The other key advantage for businesses beyond price is experience – particularly the ability to sorting out irritating day-to-day challenges that invariably have a knock-on effect. Take, for example, the need to borrow £5,000 to pay an invoice, without which I will be penalised by my suppliers. Previously, even if I had a great relationship with my bank, it could take two weeks to get the appointment and do the paperwork; by which time the whole issue would already be a crisis.

Today, fintech gives businesses many more options to cut timelines and access turnkey solutions because all the complexity (identity, credit checking etc.) is taken care of. Sometimes the difference in interest rates – half a percent between best and worst performing options – is immaterial; you can’t wait two weeks to get a decision from the bank and you just need a workable business solution.

Cutting forms and complexity and putting digital to work makes it easier to run a business. Sometimes it saves time – probably the most relevant and scarce resource we have. On other occasions, it’s a more binary benefit: business decisions that were previously impossible become possible.

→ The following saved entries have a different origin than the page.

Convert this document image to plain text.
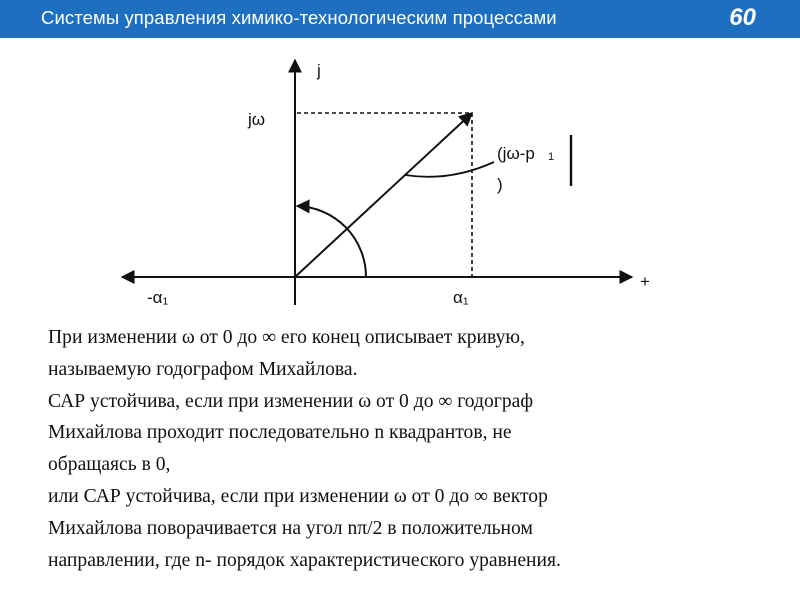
Системы управления химико-технологическим процессами	60
j
+
jω
-α₁	α₁
(jω-p 1
)
При изменении ω от 0 до ∞ его конец описывает кривую,
называемую годографом Михайлова.
САР устойчива, если при изменении ω от 0 до ∞ годограф
Михайлова проходит последовательно n квадрантов, не
обращаясь в 0,
или САР устойчива, если при изменении ω от 0 до ∞ вектор
Михайлова поворачивается на угол nπ/2 в положительном
направлении, где n- порядок характеристического уравнения.
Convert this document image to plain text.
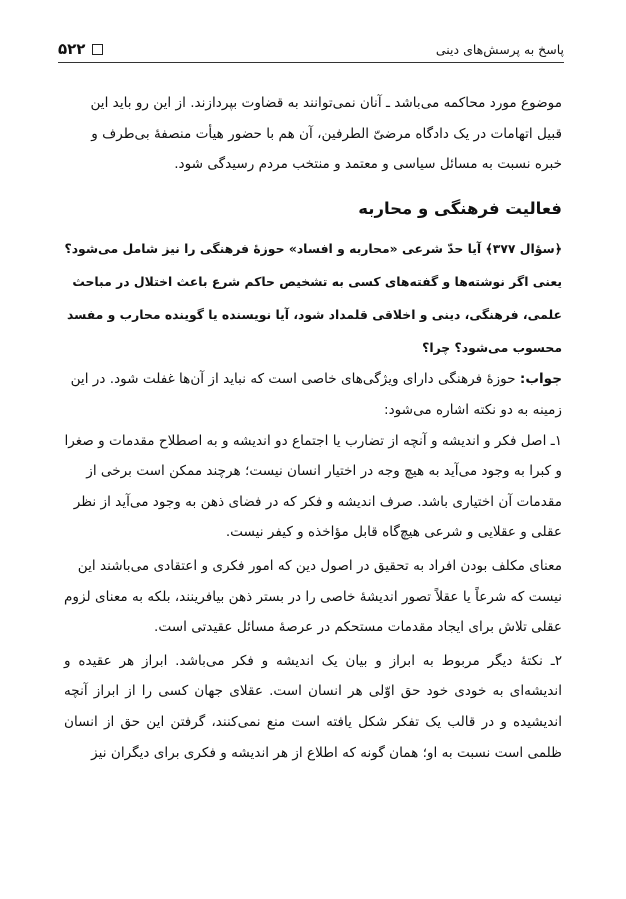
پاسخ به پرسش‌های دینی
۵۲۲

موضوع مورد محاکمه می‌باشد ـ آنان نمی‌توانند به قضاوت بپردازند. از این رو باید این قبیل اتهامات در یک دادگاه مرضیّ الطرفین، آن هم با حضور هیأت منصفهٔ بی‌طرف و خبره نسبت به مسائل سیاسی و معتمد و منتخب مردم رسیدگی شود.

فعالیت فرهنگی و محاربه

﴿سؤال ۳۷۷﴾ آیا حدّ شرعی «محاربه و افساد» حوزهٔ فرهنگی را نیز شامل می‌شود؟ یعنی اگر نوشته‌ها و گفته‌های کسی به تشخیص حاکم شرع باعث اختلال در مباحث علمی، فرهنگی، دینی و اخلاقی قلمداد شود، آیا نویسنده یا گوینده محارب و مفسد محسوب می‌شود؟ چرا؟

جواب: حوزهٔ فرهنگی دارای ویژگی‌های خاصی است که نباید از آن‌ها غفلت شود. در این زمینه به دو نکته اشاره می‌شود:

۱ـ اصل فکر و اندیشه و آنچه از تضارب یا اجتماع دو اندیشه و به اصطلاح مقدمات و صغرا و کبرا به وجود می‌آید به هیچ وجه در اختیار انسان نیست؛ هرچند ممکن است برخی از مقدمات آن اختیاری باشد. صرف اندیشه و فکر که در فضای ذهن به وجود می‌آید از نظر عقلی و عقلایی و شرعی هیچ‌گاه قابل مؤاخذه و کیفر نیست.

معنای مکلف بودن افراد به تحقیق در اصول دین که امور فکری و اعتقادی می‌باشند این نیست که شرعاً یا عقلاً تصور اندیشهٔ خاصی را در بستر ذهن بیافرینند، بلکه به معنای لزوم عقلی تلاش برای ایجاد مقدمات مستحکم در عرصهٔ مسائل عقیدتی است.

۲ـ نکتهٔ دیگر مربوط به ابراز و بیان یک اندیشه و فکر می‌باشد. ابراز هر عقیده و اندیشه‌ای به خودی خود حق اوّلی هر انسان است. عقلای جهان کسی را از ابراز آنچه اندیشیده و در قالب یک تفکر شکل یافته است منع نمی‌کنند، گرفتن این حق از انسان ظلمی است نسبت به او؛ همان گونه که اطلاع از هر اندیشه و فکری برای دیگران نیز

Either way, in a world that evolves so rapidly, it’s difficult to plan our financial needs in advance. Having the ability to deal with most of our financial requirements easily and fast in real-time allows us to cut costs but also run a more responsive and agile business.

We’ve been here before! Fintech is showing the same characteristics for financial services as we’ve seen many times before in previous evolutions of the web. Take marketplaces like eBay and Craigslist. On the one hand, the cost of making a transaction reduces dramatically. On the other, disintermediation – cutting out the middle man – also means that customers take a certain amount of risk. The marketplaces worked to self-regulate and build trust, with varying degrees of success: eBay for example, bought PayPal, partly to add credibility and trust. Craigslist has been less successful in developing a trusted reputation. Either way, the cost imperative means that digital transformation of financial services is the norm. Expect faster transactions, more functionality and legacy banks to start taking pride in their size and solidity while newcomers promote agility and innovation.